This is the September edition of Apollo’s Bog, a new monthly feature that takes a look at upcoming films and music for which we have genuinely low expectations. While we want to avoid jumping the gun and panning a film or album before experiencing it, these selections are specifically chosen because we doubt it can gracefully flutter its wings upon release. Based on the sway of its marketing campaign, trailers and singles, we judge art sullenly and aptly.
Love Happens (Sept. 18, Brandon Camp)
A best-selling self-help guru, coping with the death of his wife, falls for a florist that he meets at one of his seminars.
This cookie-cutter romantic drama starring Jennifer Aniston and Bill Pullman – I’m sorry, I mean Aaron Eckhart – is either a throwback to precursors or a disaster zone of unoriginality.
The trailer pre-packages its torpid genre ingredients. Behold the holier-than-thou plot device, the meet cute. Eckhart and Aniston bump into each other turning a corner in a hallway, and in a bout of love at first sight, he asks, “Would you like to have a cup of coffee?” There’s not even an effort made to give us something we haven’t seen before.
Aniston, who’s suffering career death Kate Hudson style, is sleepwalking through another ill-fated box office dud about whimsical romantic love missing in her own overly publicized life.
Formal grievance: Enough close-ups of Aaron Eckart’s mug. Thank You For Smoking, Meet Bill and The Dark Knight all had plenty of that.
Judy Greer is rudimentarily typecast as every girl’s closest pal in these types of films. Greer told Entertainment Weekly, of working with Aniston, “All the roles that she’s played – I’ve always wanted to be her best friend.” Seemingly unconcerned about career mobility, Greer may never be a legit lead.
The trailer reveals way too much, including Eckhart running through a forest after taking advice from Dan Fogler. It actually shows us the scene in which Eckhart shows up at the flower shop and the two decide to get together, which is clearly later on in the film.
Another unchallenging role for Aniston, Love Happens is a commodity that has been spewing out of the studio system for people who live as boring, clichéd lives as its characters.
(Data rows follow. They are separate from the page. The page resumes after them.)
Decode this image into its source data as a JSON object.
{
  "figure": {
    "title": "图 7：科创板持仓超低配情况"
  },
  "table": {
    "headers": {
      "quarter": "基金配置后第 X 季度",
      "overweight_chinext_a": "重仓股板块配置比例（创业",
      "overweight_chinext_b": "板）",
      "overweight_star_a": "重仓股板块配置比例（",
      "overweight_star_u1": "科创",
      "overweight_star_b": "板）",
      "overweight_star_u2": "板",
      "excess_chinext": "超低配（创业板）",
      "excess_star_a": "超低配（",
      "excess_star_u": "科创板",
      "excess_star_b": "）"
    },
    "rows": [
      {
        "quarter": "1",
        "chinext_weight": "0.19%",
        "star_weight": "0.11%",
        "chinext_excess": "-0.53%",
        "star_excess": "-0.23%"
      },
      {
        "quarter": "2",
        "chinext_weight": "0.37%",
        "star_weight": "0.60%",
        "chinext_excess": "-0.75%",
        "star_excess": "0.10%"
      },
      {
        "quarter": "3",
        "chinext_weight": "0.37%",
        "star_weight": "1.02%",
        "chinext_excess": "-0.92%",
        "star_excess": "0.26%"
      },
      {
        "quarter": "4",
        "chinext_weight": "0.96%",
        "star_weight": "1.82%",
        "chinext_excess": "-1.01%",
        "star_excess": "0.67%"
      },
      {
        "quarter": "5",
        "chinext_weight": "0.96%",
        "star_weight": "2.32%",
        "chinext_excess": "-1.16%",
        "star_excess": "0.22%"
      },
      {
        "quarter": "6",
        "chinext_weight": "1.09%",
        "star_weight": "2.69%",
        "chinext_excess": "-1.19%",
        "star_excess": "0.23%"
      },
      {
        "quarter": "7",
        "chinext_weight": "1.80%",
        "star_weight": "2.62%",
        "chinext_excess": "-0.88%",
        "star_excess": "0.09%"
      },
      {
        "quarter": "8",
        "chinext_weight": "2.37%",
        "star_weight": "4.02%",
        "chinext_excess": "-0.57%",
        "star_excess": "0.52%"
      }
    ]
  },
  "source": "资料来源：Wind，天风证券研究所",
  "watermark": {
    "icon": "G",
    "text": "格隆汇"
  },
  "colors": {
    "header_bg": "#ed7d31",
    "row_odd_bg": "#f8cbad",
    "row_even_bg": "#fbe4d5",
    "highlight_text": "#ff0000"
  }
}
The demand for it died before the extinction of VHS tapes.
Trailer music report card:
Goo Goo Dolls, “Better Days” C-
Fame (Sept. 25, Kevin Tancharoen)
Dance students struggle for perfection at a competitive performing arts high school in New York. Alan Parker’s Academy Award-winning 1980 original ranked 42 on Entertainment Weekly’s list of the 50 best high school films.
When it was decided that the remake of Fame would not be R-rated like the original but rather a PG kid-friendly version, it must have a fairly simple solution to a problem. How could the High School Musical franchise continue to be a stable moneymaker in the multiplex without officially being a part of the franchise? Remake Fame – diluted for kids!
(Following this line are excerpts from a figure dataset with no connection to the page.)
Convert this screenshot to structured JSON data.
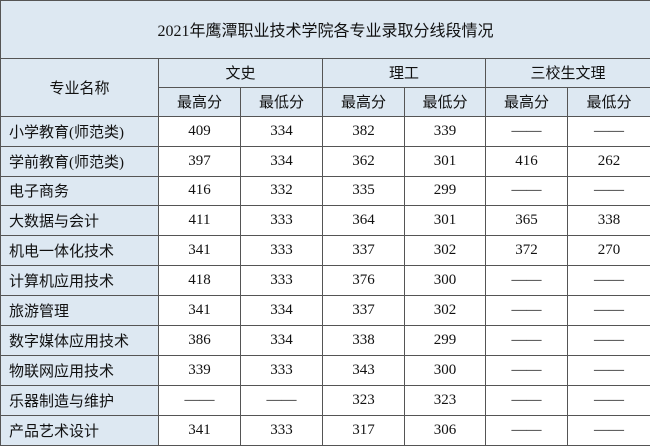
{
  "title": "2021年鹰潭职业技术学院各专业录取分线段情况",
  "header": {
    "major": "专业名称",
    "groups": [
      "文史",
      "理工",
      "三校生文理"
    ],
    "sub": [
      "最高分",
      "最低分",
      "最高分",
      "最低分",
      "最高分",
      "最低分"
    ]
  },
  "rows": [
    [
      "小学教育(师范类)",
      409,
      334,
      382,
      339,
      "——",
      "——"
    ],
    [
      "学前教育(师范类)",
      397,
      334,
      362,
      301,
      416,
      262
    ],
    [
      "电子商务",
      416,
      332,
      335,
      299,
      "——",
      "——"
    ],
    [
      "大数据与会计",
      411,
      333,
      364,
      301,
      365,
      338
    ],
    [
      "机电一体化技术",
      341,
      333,
      337,
      302,
      372,
      270
    ],
    [
      "计算机应用技术",
      418,
      333,
      376,
      300,
      "——",
      "——"
    ],
    [
      "旅游管理",
      341,
      334,
      337,
      302,
      "——",
      "——"
    ],
    [
      "数字媒体应用技术",
      386,
      334,
      338,
      299,
      "——",
      "——"
    ],
    [
      "物联网应用技术",
      339,
      333,
      343,
      300,
      "——",
      "——"
    ],
    [
      "乐器制造与维护",
      "——",
      "——",
      323,
      323,
      "——",
      "——"
    ],
    [
      "产品艺术设计",
      341,
      333,
      317,
      306,
      "——",
      "——"
    ]
  ]
}
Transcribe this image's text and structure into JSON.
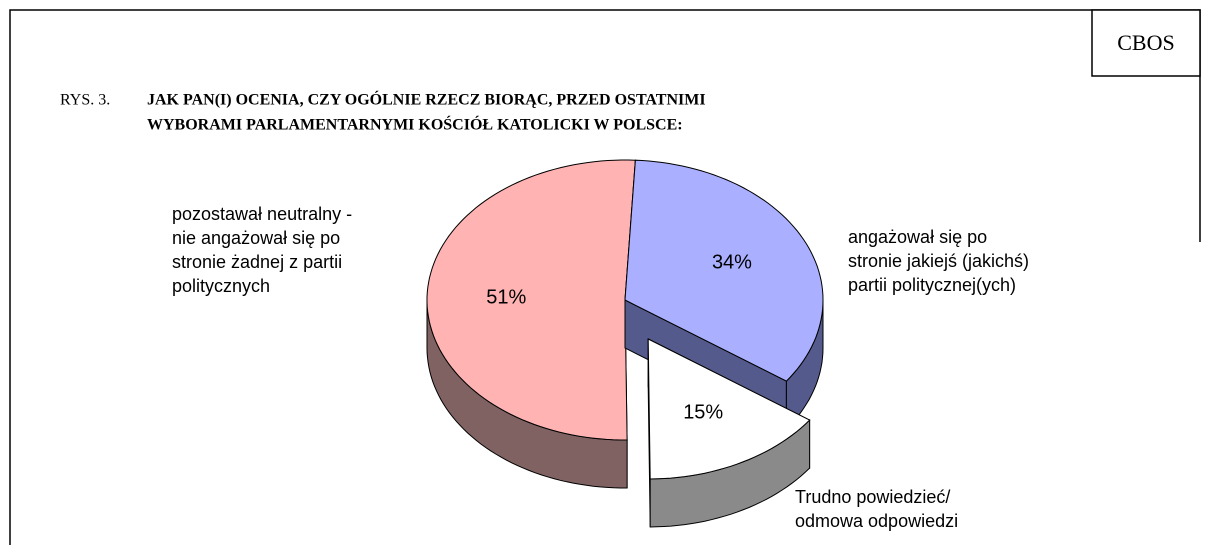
{
  "chart_data": {
    "type": "pie3d",
    "brand": "CBOS",
    "figure_label": "RYS. 3.",
    "title": [
      "JAK PAN(I) OCENIA, CZY OGÓLNIE RZECZ BIORĄC, PRZED OSTATNIMI",
      "WYBORAMI PARLAMENTARNYMI KOŚCIÓŁ KATOLICKI W POLSCE:"
    ],
    "categories": [
      [
        "angażował się po",
        "stronie jakiejś (jakichś)",
        "partii politycznej(ych)"
      ],
      [
        "Trudno powiedzieć/",
        "odmowa odpowiedzi"
      ],
      [
        "pozostawał neutralny -",
        "nie angażował się po",
        "stronie żadnej z partii",
        "politycznych"
      ]
    ],
    "values": [
      34,
      15,
      51
    ],
    "value_labels": [
      "34%",
      "15%",
      "51%"
    ],
    "colors": [
      "#aab0ff",
      "#ffffff",
      "#ffb3b3"
    ],
    "side_colors": [
      "#555a8c",
      "#8a8a8a",
      "#806262"
    ],
    "exploded": [
      false,
      true,
      false
    ]
  }
}
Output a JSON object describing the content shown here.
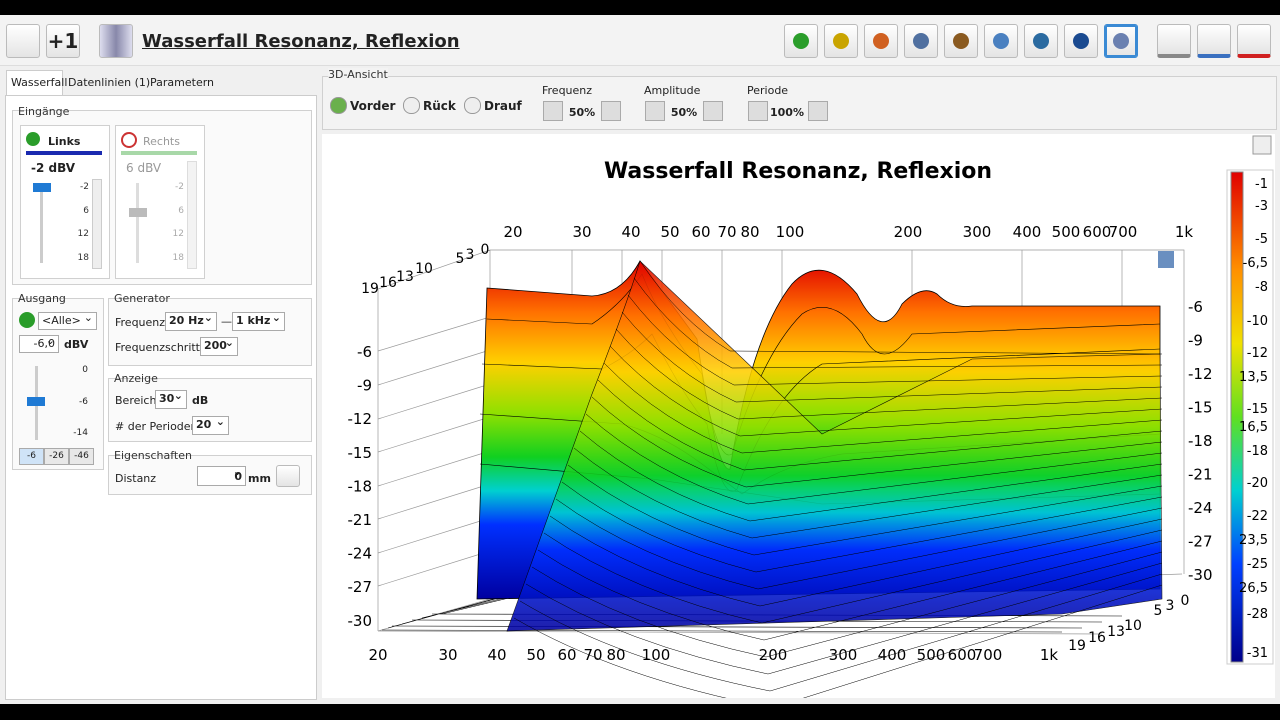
{
  "header": {
    "title": "Wasserfall Resonanz, Reflexion",
    "plus_one": "+1"
  },
  "tabs": [
    "Wasserfall",
    "Datenlinien (1)",
    "Parametern"
  ],
  "inputs": {
    "legend": "Eingänge",
    "left": {
      "name": "Links",
      "value": "-2 dBV",
      "ticks": [
        "-2",
        "6",
        "12",
        "18"
      ]
    },
    "right": {
      "name": "Rechts",
      "value": "6 dBV",
      "ticks": [
        "-2",
        "6",
        "12",
        "18"
      ]
    }
  },
  "output": {
    "legend": "Ausgang",
    "select": "<Alle>",
    "value": "-6,0",
    "unit": "dBV",
    "ticks": [
      "0",
      "-6",
      "-14"
    ],
    "buttons": [
      "-6",
      "-26",
      "-46"
    ]
  },
  "generator": {
    "legend": "Generator",
    "freq_label": "Frequenz",
    "from": "20 Hz",
    "dash": "—",
    "to": "1 kHz",
    "steps_label": "Frequenzschritte",
    "steps": "200"
  },
  "display": {
    "legend": "Anzeige",
    "range_label": "Bereich",
    "range": "30",
    "range_unit": "dB",
    "periods_label": "# der Perioden",
    "periods": "20"
  },
  "properties": {
    "legend": "Eigenschaften",
    "distance_label": "Distanz",
    "distance": "0",
    "unit": "mm"
  },
  "view": {
    "legend": "3D-Ansicht",
    "buttons": [
      "Vorder",
      "Rück",
      "Drauf"
    ],
    "freq": {
      "label": "Frequenz",
      "value": "50%"
    },
    "amp": {
      "label": "Amplitude",
      "value": "50%"
    },
    "period": {
      "label": "Periode",
      "value": "100%"
    }
  },
  "plot": {
    "title": "Wasserfall Resonanz, Reflexion",
    "top_x": [
      "20",
      "30",
      "40",
      "50",
      "60",
      "70",
      "80",
      "100",
      "200",
      "300",
      "400",
      "500",
      "600",
      "700",
      "1k"
    ],
    "bottom_x": [
      "20",
      "30",
      "40",
      "50",
      "60",
      "70",
      "80",
      "100",
      "200",
      "300",
      "400",
      "500",
      "600",
      "700",
      "1k"
    ],
    "left_y": [
      "-6",
      "-9",
      "-12",
      "-15",
      "-18",
      "-21",
      "-24",
      "-27",
      "-30"
    ],
    "right_y": [
      "-6",
      "-9",
      "-12",
      "-15",
      "-18",
      "-21",
      "-24",
      "-27",
      "-30"
    ],
    "depth_back": [
      "19",
      "16",
      "13",
      "10",
      "5",
      "3",
      "0"
    ],
    "depth_front": [
      "19",
      "16",
      "13",
      "10",
      "5",
      "3",
      "0"
    ],
    "colorbar": [
      "-1",
      "-3",
      "-5",
      "-6,5",
      "-8",
      "-10",
      "-12",
      "13,5",
      "-15",
      "16,5",
      "-18",
      "-20",
      "-22",
      "23,5",
      "-25",
      "26,5",
      "-28",
      "-31"
    ]
  }
}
This unnecessary September release is an excuse not an exhibit. It won’t have half the impact of the original, though it looks visually polished, it’s mostly a money grubber in a typical deadspot in the year of the box office. September is almost as bad as January – but at least Kelsey Grammer, who appears as a member of the performing arts faculty, gets to juxtapose the series debut of his next big sitcom Hank with this forced attempt at a blockbuster.
The film has been described as a reinvention instead of a remake – a ‘reinvention’ that just happens to capitalize on name brand recognition and an enormous fan following that adore a film much different than this safe teen fare. The big money men merely wanted to see the title song shine once more with dollar signs.
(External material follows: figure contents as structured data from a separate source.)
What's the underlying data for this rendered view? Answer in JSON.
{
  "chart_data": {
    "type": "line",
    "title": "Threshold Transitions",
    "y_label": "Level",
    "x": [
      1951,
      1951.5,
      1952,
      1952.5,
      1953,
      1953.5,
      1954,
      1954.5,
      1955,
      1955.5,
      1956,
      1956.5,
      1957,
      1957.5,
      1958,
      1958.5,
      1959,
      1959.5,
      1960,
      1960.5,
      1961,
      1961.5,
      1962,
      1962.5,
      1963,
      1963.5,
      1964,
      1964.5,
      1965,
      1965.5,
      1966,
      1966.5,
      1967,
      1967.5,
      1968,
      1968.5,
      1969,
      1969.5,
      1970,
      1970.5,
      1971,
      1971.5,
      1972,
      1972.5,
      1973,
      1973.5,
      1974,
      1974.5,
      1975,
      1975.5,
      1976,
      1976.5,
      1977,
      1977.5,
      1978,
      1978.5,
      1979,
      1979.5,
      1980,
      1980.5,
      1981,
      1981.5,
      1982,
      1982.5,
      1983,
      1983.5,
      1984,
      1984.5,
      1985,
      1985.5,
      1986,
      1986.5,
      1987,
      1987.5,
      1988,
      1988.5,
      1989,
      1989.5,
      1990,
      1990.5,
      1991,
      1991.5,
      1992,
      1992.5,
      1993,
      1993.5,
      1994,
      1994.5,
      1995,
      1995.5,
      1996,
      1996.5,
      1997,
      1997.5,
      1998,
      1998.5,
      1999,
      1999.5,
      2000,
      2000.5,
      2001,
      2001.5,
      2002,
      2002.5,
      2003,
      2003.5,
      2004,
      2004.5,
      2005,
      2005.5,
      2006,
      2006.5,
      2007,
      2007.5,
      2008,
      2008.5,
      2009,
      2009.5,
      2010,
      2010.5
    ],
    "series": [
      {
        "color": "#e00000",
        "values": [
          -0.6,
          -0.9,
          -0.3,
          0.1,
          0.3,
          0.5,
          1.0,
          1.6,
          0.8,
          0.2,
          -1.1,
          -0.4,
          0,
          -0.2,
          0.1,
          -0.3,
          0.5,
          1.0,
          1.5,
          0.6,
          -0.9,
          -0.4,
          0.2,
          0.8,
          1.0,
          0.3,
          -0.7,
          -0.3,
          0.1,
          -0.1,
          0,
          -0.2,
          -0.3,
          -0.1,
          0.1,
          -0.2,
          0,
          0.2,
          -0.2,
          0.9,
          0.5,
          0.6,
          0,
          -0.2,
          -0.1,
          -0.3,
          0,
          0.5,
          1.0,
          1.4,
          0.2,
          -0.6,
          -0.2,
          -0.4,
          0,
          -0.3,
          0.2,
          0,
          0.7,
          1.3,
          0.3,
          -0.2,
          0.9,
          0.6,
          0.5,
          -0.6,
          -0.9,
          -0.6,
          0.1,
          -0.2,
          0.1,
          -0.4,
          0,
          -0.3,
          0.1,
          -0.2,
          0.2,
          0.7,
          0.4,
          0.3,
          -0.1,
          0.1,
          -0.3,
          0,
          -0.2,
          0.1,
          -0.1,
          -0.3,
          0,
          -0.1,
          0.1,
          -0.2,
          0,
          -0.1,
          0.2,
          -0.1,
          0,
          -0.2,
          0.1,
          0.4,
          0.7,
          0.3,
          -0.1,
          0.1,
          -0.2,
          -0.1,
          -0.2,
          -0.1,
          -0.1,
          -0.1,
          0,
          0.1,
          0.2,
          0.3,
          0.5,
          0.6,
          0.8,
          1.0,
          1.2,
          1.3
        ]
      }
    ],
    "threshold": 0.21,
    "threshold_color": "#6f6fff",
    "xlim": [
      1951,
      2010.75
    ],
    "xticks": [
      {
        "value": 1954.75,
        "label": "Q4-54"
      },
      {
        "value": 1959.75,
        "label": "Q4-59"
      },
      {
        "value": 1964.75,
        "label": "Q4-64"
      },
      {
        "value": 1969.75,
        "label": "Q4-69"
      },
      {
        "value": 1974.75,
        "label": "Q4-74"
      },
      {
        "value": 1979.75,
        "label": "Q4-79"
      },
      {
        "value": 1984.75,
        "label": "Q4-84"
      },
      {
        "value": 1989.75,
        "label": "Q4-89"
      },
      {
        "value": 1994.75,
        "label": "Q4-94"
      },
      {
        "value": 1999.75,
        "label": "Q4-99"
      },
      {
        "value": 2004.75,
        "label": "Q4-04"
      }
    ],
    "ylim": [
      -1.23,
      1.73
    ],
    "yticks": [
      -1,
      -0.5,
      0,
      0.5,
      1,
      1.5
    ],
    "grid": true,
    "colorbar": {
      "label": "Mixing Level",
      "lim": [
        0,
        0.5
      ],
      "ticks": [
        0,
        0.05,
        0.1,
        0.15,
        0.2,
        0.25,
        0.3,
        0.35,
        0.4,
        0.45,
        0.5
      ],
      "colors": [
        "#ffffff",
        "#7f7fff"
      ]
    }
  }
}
Unlike Parker, who had a distinguished directing resume at the time of Fame, Kevin Tancharoen has thus far choreographed Madonna, directed Britney Spear’s Onyx Hotel tour and remixed projects for Christina Aguilera, Jessica Simpson and Tyrese. So Tancharoen understands dance choreography and maybe a little about music, but can he handle a film of emotional depth? Can he choreograph ambition, triumph and adversity in the form of affecting pathos in between those dance steps? Yawn.